14 January, 2022
Press release – Failure to recruit participants

A key problem in the implementation of the operation is the failure to recruit participants.

On the one hand, we are witnessing a boycott of the programme by male leaders in the Roma community, who are trying to prevent the implementation of the programme and who make cooperation with the contractor conditional on financial benefit and influence on the implementation of the programme, which we find unacceptable. Because we are not ready for this kind of cooperation, we often encounter situations where we find women who would like to join the programme, but shortly after talking to us, the male members of the Roma community simply do not allow these women to join the programme. According to the information we have, the partners, in-laws and other family members of the women in question receive calls from Roma bigwigs who convince them that it is pointless and useless for the women to join the programme. We have been involved in several discussions where these bigwigs have tried to present the programme in a bad light, and we have seen time and time again that this is the dissemination of false information; they call the programme the assimilation of Roma women, they do not know the course and the purpose of the programme, they talk about the fact that the activities of gaining practical experience for the labour market are about exploiting Roma women, but on the other hand they insist that this type of programme is useless for Roma women because they have enough skills, despite the fact that during the course of the SA programme we have noticed that this is not the case. Despite the fact that we always provide relevant information about the implementation and the effects of the programme in these discussions, we fall on deaf ears with those who try to boycott the programme. We certainly do not tolerate this kind of blackmail; especially as it is blackmail by members of the Roma community who, in the context of cooperation, would like to spread their own agenda, which is patriarchal and, in recent years, quite radical, which is not in line with the programme and the principles that we defend in our work.

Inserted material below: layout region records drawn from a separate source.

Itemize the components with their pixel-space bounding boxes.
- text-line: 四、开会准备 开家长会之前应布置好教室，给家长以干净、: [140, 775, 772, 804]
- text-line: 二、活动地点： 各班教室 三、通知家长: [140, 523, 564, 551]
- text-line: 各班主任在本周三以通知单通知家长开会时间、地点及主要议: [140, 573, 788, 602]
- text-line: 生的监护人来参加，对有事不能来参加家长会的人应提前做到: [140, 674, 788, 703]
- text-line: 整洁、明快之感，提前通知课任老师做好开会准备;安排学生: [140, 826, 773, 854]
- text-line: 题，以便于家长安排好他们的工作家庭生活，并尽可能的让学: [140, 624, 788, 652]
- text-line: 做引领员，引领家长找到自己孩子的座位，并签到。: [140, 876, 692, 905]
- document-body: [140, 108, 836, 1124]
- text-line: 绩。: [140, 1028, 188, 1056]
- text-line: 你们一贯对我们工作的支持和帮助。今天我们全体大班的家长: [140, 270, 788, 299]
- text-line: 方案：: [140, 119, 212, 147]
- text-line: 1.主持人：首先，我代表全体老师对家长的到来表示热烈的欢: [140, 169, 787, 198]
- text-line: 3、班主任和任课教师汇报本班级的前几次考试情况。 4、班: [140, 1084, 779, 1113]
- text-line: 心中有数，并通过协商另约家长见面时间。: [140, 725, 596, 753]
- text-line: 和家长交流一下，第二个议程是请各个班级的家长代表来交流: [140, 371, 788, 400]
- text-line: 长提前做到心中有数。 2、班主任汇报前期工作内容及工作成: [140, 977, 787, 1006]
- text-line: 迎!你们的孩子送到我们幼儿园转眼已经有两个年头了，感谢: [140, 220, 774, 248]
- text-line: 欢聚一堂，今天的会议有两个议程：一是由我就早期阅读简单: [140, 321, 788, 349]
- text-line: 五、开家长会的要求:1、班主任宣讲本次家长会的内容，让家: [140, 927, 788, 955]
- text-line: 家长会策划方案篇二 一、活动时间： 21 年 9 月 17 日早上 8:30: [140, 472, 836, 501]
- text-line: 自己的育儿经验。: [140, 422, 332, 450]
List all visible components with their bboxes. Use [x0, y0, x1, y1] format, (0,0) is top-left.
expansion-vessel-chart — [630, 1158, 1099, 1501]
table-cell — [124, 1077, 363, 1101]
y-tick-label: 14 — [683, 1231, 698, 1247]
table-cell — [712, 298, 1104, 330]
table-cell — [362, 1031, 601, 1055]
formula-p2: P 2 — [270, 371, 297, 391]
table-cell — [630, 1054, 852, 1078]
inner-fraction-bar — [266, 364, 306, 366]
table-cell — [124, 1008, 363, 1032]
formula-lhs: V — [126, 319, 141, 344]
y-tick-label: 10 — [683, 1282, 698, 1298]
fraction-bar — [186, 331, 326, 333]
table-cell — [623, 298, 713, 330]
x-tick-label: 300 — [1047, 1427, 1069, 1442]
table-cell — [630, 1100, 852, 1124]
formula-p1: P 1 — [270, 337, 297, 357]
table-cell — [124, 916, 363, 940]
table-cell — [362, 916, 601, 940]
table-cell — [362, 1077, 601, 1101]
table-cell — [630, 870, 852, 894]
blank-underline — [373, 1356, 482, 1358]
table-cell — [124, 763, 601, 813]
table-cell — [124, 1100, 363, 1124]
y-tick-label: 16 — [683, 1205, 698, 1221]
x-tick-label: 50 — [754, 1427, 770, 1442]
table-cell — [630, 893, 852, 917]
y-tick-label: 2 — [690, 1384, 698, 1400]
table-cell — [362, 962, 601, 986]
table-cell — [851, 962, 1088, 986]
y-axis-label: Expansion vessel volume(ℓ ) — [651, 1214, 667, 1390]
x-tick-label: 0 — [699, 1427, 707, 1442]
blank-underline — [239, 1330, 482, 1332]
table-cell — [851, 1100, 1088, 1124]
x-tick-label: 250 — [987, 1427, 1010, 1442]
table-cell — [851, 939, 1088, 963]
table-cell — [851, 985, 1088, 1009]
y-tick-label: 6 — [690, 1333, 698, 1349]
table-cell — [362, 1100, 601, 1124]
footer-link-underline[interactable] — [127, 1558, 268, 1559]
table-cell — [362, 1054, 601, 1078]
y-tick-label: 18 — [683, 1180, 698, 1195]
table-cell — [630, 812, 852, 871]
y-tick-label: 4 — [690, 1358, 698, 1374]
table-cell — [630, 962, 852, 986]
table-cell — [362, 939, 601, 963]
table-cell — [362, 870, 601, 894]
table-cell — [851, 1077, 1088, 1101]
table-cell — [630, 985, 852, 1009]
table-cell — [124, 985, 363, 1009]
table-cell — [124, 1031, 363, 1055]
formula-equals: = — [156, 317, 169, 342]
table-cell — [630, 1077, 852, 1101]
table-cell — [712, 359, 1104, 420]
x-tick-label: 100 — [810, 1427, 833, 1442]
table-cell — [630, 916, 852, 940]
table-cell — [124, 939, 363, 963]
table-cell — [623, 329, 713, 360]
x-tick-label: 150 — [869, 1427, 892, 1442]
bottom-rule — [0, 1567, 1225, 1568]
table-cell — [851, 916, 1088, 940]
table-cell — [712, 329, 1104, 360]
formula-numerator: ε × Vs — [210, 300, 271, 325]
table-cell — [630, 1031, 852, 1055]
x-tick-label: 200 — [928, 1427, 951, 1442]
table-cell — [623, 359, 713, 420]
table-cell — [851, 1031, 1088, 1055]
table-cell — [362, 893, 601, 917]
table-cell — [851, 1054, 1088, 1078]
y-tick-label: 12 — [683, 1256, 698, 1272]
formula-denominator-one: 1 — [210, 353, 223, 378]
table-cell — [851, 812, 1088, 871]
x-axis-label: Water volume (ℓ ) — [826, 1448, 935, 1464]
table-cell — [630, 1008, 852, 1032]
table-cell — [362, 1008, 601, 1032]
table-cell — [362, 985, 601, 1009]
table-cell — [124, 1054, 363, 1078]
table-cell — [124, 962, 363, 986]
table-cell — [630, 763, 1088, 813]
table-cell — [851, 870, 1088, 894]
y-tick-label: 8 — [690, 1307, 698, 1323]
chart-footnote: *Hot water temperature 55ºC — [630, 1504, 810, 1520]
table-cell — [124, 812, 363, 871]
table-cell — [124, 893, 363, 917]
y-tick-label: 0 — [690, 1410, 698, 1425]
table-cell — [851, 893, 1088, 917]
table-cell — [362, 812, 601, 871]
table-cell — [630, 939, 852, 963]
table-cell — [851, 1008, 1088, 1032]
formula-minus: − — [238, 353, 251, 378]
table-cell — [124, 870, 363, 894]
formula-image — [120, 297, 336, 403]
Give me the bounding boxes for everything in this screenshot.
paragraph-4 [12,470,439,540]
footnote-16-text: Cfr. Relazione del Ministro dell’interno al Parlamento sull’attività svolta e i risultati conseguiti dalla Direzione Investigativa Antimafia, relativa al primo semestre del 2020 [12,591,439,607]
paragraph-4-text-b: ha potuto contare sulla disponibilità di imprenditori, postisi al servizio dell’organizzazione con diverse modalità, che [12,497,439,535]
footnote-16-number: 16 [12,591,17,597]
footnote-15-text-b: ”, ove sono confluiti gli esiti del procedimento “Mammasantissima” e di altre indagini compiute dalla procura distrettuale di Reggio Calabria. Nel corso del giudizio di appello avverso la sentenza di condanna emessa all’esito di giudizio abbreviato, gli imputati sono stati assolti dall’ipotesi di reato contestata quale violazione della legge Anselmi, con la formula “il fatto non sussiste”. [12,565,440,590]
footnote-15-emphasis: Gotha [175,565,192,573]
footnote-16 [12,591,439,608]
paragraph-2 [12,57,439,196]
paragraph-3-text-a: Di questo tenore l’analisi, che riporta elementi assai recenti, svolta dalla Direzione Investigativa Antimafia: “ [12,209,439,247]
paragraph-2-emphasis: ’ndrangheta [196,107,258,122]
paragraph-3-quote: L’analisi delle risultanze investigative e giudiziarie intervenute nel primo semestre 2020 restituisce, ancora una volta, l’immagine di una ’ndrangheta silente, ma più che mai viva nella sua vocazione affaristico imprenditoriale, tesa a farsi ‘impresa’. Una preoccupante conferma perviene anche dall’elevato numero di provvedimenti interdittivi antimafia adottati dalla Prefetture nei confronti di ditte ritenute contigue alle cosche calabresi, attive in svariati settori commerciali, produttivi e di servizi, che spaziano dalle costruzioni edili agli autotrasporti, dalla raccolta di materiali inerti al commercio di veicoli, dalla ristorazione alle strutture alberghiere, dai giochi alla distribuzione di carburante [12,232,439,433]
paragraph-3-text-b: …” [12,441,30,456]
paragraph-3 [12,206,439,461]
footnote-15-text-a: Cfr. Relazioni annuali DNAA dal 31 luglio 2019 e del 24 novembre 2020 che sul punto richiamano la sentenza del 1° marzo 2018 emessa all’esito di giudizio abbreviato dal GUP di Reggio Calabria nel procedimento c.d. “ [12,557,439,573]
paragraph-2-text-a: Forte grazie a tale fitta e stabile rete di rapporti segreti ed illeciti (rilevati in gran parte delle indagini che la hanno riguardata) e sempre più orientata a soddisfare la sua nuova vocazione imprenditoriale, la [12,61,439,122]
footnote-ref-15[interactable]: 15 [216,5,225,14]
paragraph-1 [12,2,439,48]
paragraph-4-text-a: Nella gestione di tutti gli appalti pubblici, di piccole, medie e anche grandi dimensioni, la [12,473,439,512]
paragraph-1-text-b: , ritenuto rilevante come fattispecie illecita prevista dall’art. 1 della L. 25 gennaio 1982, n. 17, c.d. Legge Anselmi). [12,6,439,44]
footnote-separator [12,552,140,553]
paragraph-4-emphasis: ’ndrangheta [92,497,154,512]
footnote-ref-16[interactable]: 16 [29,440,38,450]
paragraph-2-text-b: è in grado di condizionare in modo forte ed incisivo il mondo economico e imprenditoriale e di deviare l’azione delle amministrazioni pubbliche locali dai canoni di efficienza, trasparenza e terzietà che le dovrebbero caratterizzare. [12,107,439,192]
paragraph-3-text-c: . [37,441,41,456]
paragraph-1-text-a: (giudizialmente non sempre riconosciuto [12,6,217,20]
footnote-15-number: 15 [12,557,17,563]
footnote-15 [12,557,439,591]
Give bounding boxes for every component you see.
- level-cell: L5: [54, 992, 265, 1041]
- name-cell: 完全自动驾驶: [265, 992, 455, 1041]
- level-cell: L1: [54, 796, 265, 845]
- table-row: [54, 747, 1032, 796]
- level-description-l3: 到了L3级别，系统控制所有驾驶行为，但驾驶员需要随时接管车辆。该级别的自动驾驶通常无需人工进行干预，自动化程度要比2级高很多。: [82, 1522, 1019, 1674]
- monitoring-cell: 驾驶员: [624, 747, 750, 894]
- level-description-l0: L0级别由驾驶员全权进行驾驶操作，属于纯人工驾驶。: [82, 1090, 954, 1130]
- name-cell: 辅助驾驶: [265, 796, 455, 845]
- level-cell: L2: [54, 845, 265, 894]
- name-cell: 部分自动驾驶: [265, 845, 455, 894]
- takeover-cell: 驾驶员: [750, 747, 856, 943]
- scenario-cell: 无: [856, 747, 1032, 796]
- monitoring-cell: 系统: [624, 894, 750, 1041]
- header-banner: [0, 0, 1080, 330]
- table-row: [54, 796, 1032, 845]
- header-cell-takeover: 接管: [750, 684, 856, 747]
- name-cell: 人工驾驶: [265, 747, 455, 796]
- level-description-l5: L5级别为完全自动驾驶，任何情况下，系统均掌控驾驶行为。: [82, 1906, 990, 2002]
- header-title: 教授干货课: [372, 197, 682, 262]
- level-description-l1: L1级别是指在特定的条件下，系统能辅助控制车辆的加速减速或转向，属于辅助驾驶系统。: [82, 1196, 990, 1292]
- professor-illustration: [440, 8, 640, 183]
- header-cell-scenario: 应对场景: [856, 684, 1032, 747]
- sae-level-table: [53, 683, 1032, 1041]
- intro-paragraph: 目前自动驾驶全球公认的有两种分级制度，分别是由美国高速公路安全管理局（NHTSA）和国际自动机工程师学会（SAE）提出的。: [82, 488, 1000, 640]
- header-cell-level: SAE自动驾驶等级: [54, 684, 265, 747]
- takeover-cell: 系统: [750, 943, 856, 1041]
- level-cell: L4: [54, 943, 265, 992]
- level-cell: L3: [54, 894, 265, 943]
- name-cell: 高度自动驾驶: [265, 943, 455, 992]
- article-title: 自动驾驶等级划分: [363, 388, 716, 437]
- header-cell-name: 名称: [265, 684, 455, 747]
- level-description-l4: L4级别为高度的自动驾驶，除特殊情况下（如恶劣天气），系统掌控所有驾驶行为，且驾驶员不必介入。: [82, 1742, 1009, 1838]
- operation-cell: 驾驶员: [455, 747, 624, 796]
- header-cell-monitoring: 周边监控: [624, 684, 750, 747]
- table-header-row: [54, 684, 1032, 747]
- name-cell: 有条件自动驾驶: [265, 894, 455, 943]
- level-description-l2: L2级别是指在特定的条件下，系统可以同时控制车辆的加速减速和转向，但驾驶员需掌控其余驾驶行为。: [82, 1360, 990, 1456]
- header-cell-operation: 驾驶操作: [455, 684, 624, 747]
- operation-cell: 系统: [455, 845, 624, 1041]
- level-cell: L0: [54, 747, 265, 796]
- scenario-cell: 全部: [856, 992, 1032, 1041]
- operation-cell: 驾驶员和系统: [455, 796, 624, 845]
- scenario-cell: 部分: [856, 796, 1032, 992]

On the other hand, the unresponsiveness of the CSD in including women participants in the programme is also a problem. Despite countless discussions in team meetings and initiatives on more effective methods of motivating potential participants and involving them in the programme, as the current method is completely ineffective, no changes have been made. We often hear the excuse that there are no suitable Romani women in Maribor, which is hard to believe given the size of the Romani population in the area; especially after we recruited most of the participants independently during the second and third implementations of the programme (all of them were DSP recipients and therefore also on the CSD’s records). We have also noticed the CSD’s laxity in inviting participants who have already attended the programme. We understand that the CSD perceives the inclusion of Roma women in the programme as additional, unnecessary work, and we have been told several times that they are overloaded with work, but we definitely think that all stakeholders involved should have the same goal; i.e. improving the employment opportunities of women from the Roma community, which will not happen on its own. We are also disappointed with the low motivation of CSDs to cooperate and find possible solutions; we have initiated several joint meetings in 2021, but there has been no positive response from CSDs. Two colleagues from the Association EPEKA, Soc. Ent., members of the Roma community, also contacted the Roma coordinator at the CSD with a view to organising a joint meeting related to cooperation with the Roma community, but the response was that the CSD is working very hard to prepare the recruitments, and that we should contact the CSA for further information.

Another difficulty in involving Roma women in the programmes is the fact that many of them have volunteering contracts and consequently are not motivated to join a programme that requires them to be more involved and similarly financially benefit from it.

This is a problem that goes beyond the capacity of the NGO sector and should absolutely be addressed at systemic level. If the programmes targeting Roma women are to be resumed after the end of co-financing of SA programmes under this JR, the problems limiting the implementation of the programme or the accessibility of the programme among the target groups should definitely be addressed in a systemic way beforehand.